American businessman

James F. McNulty is the former chairman of the Board of Directors, chief executive officer and President of Pasadena, California's Parsons Corporation. He is a trustee of Pomona College.

McNulty graduated with a B.S. in engineering from the United States Military Academy at West Point, N.Y. and received an M.S. in management from M.I.T. McNulty also received an M.S. in nuclear physics. McNulty started working for the Parsons Corporation in 1988 after a career in the military and military administration, during which period he was, successively, a research associate at the Lawrence Livermore National Laboratory, assistant director of the Office of Military Applications at the U. S. Department of Energy, officer for nuclear weapons requirements at the Operations and Plans Office of the U.S. Department of Army, systems manager for the Pershing II Missile System and, finally, program manager for ground-based laser systems.

In 1998, McNulty became chairman of the Board of Directors of Parsons Corporation.
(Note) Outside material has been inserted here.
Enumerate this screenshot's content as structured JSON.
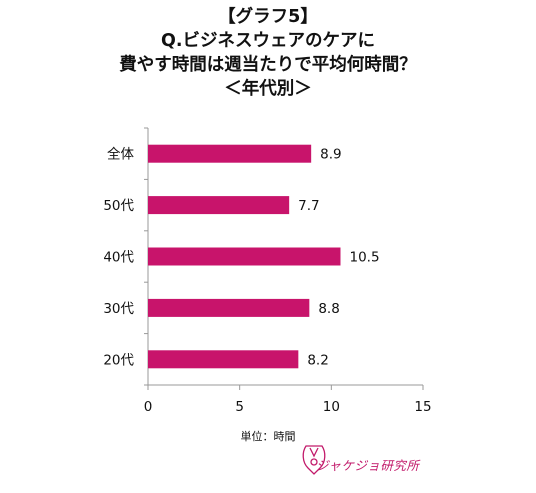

McNulty had earlier in 1996 been named chief executive officer of Parsons shortly after its previous chief executive officer Leonard J. Pieroni died with U.S. Commerce Secretary Ronald H. Brown and 33 others in an airplane crash. In 2008 McNulty, then just shy of 66 years of age, as part of a planned succession, resigned his positions as Parson Corporation's Chief Executive Officer and, then, later in the year, his position as chairman of the Board of Directors of Parsons Corporation.